Dame Julia Peyton-Jones is a British curator and gallery director, currently Senior Global Director at Galerie Thaddaeus Ropac in London, Paris and Salzburg. She formerly worked as Co-Director of the Serpentine Gallery in London.

Early life/career

Peyton-Jones studied painting at the Royal College of Art between 1975–1978, but did not continue a career as a professional artist. Two of her works still hang in the Bank of England. After her education, she was briefly an art lecturer at the Edinburgh College of Art. In 1988 she became a curator at the Hayward Gallery.

Serpentine Galleries

In 1991, Peyton-Jones became the director of the Serpentine Galleries. In 1998, she oversaw a major refurbishment of the gallery.
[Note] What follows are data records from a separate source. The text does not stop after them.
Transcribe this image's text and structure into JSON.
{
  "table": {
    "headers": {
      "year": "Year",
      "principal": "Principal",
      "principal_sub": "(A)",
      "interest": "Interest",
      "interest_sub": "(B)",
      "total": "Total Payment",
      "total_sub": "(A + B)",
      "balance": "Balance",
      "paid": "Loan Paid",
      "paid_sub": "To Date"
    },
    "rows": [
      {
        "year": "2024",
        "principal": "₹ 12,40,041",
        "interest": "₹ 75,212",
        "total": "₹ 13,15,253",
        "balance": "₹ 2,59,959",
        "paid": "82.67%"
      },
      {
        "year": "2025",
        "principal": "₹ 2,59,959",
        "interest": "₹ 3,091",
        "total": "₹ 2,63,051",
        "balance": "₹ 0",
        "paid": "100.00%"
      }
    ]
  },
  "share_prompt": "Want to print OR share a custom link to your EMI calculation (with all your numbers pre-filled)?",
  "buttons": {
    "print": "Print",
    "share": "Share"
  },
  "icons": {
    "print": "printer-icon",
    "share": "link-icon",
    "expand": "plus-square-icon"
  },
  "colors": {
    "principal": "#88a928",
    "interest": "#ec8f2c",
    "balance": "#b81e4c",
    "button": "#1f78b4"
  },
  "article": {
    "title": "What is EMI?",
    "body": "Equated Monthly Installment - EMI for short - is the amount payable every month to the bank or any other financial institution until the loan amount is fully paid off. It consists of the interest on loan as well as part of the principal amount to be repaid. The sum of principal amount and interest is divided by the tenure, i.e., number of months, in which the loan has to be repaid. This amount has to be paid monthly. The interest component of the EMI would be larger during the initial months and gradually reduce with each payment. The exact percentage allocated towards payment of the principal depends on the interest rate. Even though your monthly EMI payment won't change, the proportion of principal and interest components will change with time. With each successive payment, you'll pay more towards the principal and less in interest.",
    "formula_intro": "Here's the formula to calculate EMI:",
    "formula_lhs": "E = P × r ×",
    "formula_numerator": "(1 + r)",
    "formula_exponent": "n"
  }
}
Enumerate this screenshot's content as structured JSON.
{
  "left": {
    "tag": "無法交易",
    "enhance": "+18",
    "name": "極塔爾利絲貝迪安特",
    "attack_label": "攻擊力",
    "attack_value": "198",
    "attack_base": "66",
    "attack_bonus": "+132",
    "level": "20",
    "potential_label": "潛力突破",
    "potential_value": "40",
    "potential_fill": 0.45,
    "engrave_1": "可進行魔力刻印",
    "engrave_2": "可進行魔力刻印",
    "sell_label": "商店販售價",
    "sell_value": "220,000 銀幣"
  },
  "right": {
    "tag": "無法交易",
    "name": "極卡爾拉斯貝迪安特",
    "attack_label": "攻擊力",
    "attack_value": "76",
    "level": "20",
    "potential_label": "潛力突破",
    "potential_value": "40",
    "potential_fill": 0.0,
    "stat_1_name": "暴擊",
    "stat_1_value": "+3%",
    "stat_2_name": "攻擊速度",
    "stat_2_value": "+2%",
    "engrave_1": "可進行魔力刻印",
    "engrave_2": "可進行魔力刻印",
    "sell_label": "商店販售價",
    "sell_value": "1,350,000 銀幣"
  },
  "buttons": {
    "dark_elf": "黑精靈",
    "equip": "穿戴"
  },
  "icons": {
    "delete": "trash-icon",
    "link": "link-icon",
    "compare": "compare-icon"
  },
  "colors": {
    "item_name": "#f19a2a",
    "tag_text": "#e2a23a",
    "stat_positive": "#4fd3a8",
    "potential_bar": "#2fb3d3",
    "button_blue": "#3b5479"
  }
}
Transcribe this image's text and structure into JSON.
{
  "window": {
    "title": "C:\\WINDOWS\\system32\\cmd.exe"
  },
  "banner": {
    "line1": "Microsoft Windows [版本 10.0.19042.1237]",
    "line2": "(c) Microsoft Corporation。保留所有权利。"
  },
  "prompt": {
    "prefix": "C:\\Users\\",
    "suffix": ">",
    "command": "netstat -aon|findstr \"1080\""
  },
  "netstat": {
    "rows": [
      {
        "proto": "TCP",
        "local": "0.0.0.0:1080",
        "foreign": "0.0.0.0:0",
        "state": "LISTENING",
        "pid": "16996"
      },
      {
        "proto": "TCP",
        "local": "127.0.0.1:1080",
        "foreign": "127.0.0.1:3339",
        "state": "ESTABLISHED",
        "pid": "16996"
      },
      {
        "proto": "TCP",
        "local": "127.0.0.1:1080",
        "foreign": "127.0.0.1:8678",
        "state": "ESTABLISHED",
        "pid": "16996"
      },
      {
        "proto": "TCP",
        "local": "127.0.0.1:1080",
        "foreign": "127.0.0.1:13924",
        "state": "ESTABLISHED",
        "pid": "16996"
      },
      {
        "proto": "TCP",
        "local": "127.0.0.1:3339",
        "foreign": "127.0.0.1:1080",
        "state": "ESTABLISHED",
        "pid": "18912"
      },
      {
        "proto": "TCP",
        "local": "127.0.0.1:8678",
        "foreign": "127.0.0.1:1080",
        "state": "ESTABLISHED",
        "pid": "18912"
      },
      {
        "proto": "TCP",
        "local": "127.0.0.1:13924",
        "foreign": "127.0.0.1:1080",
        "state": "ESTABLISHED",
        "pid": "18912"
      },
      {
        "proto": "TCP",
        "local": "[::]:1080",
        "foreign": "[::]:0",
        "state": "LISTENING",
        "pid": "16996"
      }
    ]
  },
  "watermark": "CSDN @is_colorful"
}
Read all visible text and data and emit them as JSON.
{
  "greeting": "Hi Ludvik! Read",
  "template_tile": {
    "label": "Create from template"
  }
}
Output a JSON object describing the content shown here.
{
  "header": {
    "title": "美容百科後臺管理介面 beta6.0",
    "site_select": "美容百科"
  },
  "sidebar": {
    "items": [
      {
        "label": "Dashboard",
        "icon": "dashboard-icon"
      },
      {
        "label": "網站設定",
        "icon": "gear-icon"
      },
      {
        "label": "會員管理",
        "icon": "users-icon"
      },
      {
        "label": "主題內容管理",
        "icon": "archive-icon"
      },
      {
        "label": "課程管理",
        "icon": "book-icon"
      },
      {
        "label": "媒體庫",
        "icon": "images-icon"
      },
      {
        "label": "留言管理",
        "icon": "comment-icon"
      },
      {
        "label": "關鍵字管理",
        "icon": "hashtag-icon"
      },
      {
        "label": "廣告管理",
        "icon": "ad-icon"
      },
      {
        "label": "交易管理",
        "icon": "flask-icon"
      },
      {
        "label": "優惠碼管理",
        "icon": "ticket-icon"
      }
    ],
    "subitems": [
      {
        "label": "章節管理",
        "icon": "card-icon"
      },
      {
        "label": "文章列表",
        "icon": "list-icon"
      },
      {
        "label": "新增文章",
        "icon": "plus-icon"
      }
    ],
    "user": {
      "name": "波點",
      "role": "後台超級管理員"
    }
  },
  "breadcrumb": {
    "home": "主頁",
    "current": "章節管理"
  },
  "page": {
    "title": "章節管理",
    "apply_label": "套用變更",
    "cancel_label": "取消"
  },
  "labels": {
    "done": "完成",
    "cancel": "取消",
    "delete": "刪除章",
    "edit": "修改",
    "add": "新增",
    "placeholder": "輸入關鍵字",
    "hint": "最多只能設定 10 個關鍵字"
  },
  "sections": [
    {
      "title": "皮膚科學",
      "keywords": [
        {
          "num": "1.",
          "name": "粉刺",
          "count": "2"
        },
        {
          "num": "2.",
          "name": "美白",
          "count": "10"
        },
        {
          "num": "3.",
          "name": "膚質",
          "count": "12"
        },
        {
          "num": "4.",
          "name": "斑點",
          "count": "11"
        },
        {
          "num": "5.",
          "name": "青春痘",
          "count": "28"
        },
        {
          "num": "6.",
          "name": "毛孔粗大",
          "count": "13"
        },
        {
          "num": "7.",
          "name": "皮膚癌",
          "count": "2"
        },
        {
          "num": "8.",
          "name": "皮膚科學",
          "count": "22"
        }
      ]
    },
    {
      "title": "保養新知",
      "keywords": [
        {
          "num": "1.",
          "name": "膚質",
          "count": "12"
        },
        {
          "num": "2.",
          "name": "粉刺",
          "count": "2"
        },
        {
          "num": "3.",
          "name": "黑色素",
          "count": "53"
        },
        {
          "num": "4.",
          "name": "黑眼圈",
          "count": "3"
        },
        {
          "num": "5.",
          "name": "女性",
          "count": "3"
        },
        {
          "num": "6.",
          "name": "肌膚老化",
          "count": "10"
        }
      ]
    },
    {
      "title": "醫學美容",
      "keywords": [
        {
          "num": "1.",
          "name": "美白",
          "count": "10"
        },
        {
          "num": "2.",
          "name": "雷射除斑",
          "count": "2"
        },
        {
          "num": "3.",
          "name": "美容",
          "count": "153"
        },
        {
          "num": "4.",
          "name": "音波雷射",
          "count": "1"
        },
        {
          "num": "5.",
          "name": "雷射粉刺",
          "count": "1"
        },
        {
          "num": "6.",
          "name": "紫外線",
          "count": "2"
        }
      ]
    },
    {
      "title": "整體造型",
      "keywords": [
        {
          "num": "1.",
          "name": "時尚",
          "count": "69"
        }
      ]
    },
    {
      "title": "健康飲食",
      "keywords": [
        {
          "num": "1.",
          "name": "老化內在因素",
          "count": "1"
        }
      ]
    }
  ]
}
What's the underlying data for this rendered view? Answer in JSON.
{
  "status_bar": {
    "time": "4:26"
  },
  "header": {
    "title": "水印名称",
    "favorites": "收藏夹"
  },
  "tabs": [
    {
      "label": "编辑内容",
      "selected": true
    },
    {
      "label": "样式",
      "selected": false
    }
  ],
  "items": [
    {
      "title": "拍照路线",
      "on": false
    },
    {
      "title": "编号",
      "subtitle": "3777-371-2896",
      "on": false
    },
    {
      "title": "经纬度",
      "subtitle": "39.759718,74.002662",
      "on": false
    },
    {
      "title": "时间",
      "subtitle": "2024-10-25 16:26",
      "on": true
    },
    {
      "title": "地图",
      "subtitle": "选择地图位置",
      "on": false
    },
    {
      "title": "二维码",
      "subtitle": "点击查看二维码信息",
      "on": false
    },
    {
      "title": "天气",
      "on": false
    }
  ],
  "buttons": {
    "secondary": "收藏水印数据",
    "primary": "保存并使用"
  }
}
In 2000 she inaugurated the annual Serpentine Gallery Pavilion, a project that invites an architect who has previously never been commissioned to work in the United Kingdom to create a temporary structure at the Gallery. The first pavilion was designed by Dame Zaha Hadid. Subsequent pavilions have been designed by Ai Weiwei, Jean Nouvel, and Oscar Niemeyer.
In 2013 she oversaw the expansion of the Serpentine into a second building, the Serpentine Sackler Gallery.
The Serpentine Sackler Gallery is located in a Grade II listed, which was originally used for gunpowder storage, and has an extension by the architect Zaha Hadid. In October 2015, Peyton-Jones announced her departure from her role at the Serpentine Galleries in summer 2016..

New Projects

Peyton-Jones announced she was stepping down from her post in the Serpentine in October 2015, planning to work independently in contemporary art and architecture, and embark on new projects. “I felt after 25 years this was a good time to hand over the reins to someone new” she said. At age 64, in January 2017, the birth of her first child, a daughter, Pia was announced

Recognition

Peyton-Jones was appointed Officer of the Order of the British Empire in the 2003 Birthday Honours for services to art and Dame Commander of the Order of the British Empire in the 2016 Birthday Honours for services to the arts.